Perché i giovani dovrebbero leggerlo
Di Paolo dedica soltanto una pagina e mezza alla giornata che porta la data 11 aprile 1987. Fa bene perché intorno al gesto di Levi si sono già fatte molte, forse troppe, congetture. Ancora poche pagine alla fine del libro, divise in due parti. Nella prima leggiamo la testimonianza di un’amica di Levi, la scrittrice Edith Bruck (Tiszabercel, 1932), mentre nella seconda l’autore spiega ai giovani perché dovrebbero almeno provare a leggere Levi.
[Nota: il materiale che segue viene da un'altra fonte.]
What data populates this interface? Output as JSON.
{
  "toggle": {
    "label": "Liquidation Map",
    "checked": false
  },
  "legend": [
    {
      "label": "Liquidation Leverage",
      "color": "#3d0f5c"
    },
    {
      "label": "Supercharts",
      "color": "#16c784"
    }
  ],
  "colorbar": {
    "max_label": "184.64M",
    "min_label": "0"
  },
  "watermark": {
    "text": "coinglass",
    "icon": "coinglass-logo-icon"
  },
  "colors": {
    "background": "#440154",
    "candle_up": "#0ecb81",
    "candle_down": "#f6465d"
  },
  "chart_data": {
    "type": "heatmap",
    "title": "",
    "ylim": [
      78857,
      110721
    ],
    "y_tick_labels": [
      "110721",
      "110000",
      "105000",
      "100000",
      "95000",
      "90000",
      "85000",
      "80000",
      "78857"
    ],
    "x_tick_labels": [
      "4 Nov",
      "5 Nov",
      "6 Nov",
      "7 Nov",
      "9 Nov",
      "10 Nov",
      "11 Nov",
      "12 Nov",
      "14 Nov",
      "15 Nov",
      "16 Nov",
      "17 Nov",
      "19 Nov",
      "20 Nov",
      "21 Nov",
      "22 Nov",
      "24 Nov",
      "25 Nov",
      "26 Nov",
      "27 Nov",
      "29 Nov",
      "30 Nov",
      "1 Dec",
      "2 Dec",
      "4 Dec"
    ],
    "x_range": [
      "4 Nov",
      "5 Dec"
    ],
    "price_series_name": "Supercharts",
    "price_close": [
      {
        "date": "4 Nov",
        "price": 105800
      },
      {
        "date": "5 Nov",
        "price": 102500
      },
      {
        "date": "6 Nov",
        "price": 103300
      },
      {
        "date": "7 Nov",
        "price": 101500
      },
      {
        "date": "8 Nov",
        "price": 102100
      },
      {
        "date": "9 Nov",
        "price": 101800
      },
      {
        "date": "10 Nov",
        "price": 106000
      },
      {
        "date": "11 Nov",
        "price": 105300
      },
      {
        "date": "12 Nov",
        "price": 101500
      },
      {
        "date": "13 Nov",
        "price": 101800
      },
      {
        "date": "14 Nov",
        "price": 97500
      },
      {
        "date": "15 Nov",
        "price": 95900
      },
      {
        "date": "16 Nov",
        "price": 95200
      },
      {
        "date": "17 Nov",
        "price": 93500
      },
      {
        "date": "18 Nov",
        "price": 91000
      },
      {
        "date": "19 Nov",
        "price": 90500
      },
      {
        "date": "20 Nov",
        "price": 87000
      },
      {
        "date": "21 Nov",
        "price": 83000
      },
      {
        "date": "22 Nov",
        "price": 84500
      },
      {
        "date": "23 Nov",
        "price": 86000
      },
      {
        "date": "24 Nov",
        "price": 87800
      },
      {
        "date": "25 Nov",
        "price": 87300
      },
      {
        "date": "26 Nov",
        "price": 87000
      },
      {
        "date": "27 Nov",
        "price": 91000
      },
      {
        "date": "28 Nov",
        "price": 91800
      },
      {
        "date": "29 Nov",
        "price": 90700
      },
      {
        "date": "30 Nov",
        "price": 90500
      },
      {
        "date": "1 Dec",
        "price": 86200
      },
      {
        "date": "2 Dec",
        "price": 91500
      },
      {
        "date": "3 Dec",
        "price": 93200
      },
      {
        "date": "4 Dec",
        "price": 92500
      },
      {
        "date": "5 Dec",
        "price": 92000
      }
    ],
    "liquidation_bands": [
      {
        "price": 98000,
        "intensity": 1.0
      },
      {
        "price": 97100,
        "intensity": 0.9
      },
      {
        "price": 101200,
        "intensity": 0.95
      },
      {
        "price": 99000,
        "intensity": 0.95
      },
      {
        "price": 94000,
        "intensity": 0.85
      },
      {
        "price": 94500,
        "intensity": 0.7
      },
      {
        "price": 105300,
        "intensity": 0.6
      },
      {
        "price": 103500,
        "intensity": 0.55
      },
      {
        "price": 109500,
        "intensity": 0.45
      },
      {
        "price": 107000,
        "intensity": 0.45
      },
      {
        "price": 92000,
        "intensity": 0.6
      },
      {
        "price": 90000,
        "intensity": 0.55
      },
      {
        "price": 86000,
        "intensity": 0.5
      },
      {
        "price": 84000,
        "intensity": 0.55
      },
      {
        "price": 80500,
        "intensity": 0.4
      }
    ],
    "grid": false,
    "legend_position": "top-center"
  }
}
Raramente un invito è parso, anche a chi scrive e giovane non è più , così umanamente coinvolgente. Scrive Di Paolo:
Senza passare per l’opera di Levi, è impossibile capire il secolo che abbiamo alle spalle
Ricorda che Levi scommetteva tutto sulle parole, scegliendole una per una, con la massima cura, per sfidare, come ogni scrittore, il mistero dell’umano. Non era sicuro di venirne a capo, ma intanto scriveva e scriveva, cercando il meglio. Anche noi, in quei giorni cupi, non eravamo sicuri di nulla ma alla sfida della razionalità non potevamo rinunciare. Leggere, capire, approfondire il significato delle parole di un autore come Levi, vissuto in circostanze così drammatiche, aiutava anche a resistere in quei giorni difficili.